From: Maximum Parsimony on Phylogenetic networks

Figure 2

Dynamic programming solution. The dynamic programming solution applied to a phylogenetic network. The states are 0, 1 and 2. The cost matrix used has all 1s except the diagonal elements which are all 0s. The tables shown on each vertex v are the costs, S v (i) (second row) of each state, i (first row) that are computed during the post-order traversal.

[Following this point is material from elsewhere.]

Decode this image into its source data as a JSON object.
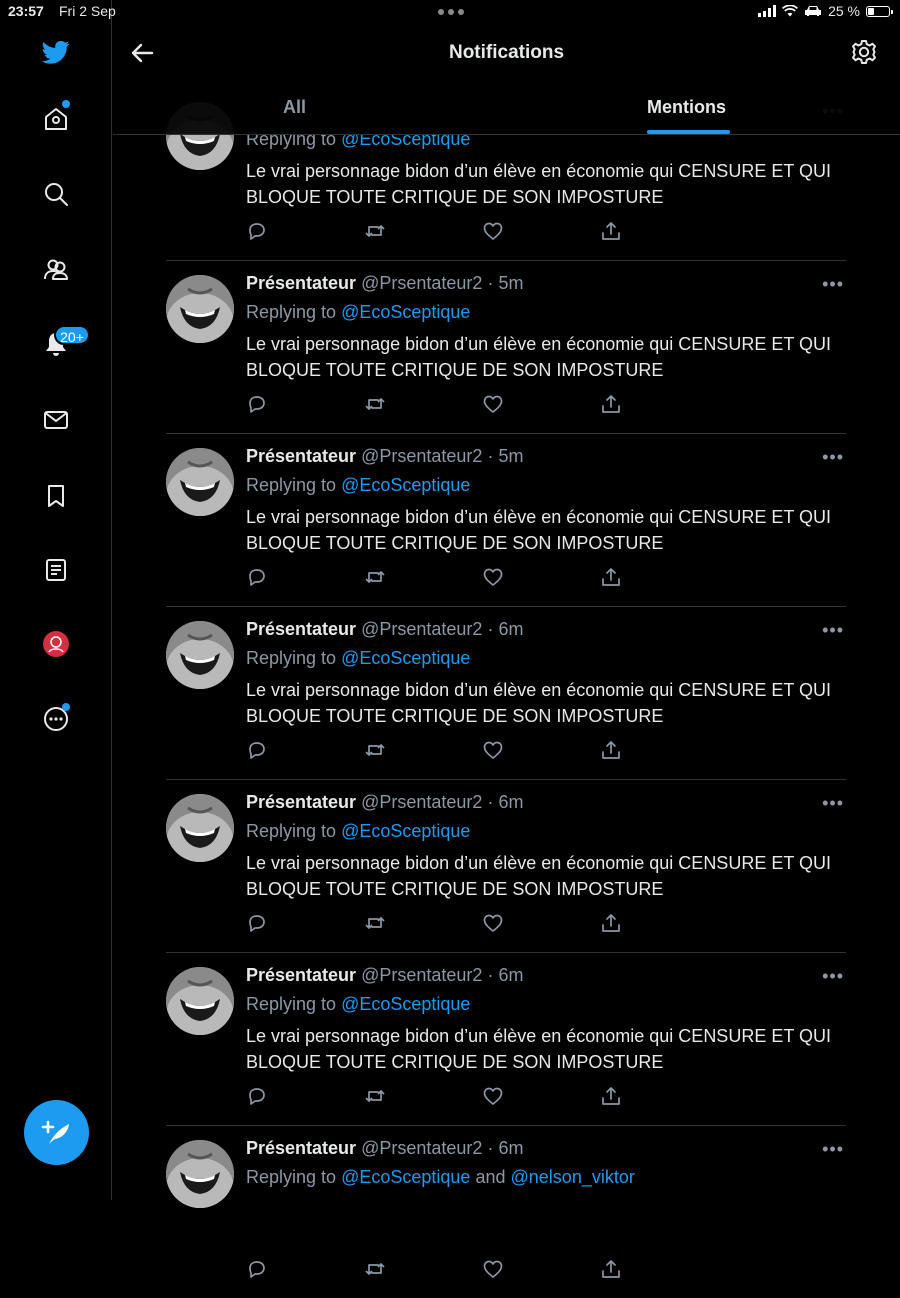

Also shown at the vertices are the states of the child w, namely the t(v, w)(i) (third row) that correspond to the costs in the second row; when there are two children for a vertex, the entries in the third row are represented as a pair of states of the left child and the right child respectively. Each edge (v, w) is labelled with s(v, w)(i) for each state i. During the pre-order traversal, the states for each vertex are selected (shown in bold). The cost of 2 highlighted in bold at the root vertex gives a lower bound, S. The state assigned at each vertex is highlighted in bold. The algorithm finds a total of three substitutions (highlighted by bold edges). This is because the states assigned at the parent vertices of the reticulate vertex give conflicting assignments of 1 and 2 respectively, of which state 1 is assigned at the reticulate vertex. Thus with an extra cost of 1, we get the score of 3 (an upper bound of the optimal score) as the parsimony score corresponding to the assignment shown. Note that the optimum parsimony score on the network is 2 (equal to the lower bound), which can be found by exhaustive search and can be realized by changing the assignment from 1 to 2 for the left parent of the reticulate vertex and from 1 to 2 for the reticulate vertex. Thus the lower bound matches with the optimal score, although the assignment corresponding to the lower bound is not conflict-free and not the same as the assignment corresponding to the optimum.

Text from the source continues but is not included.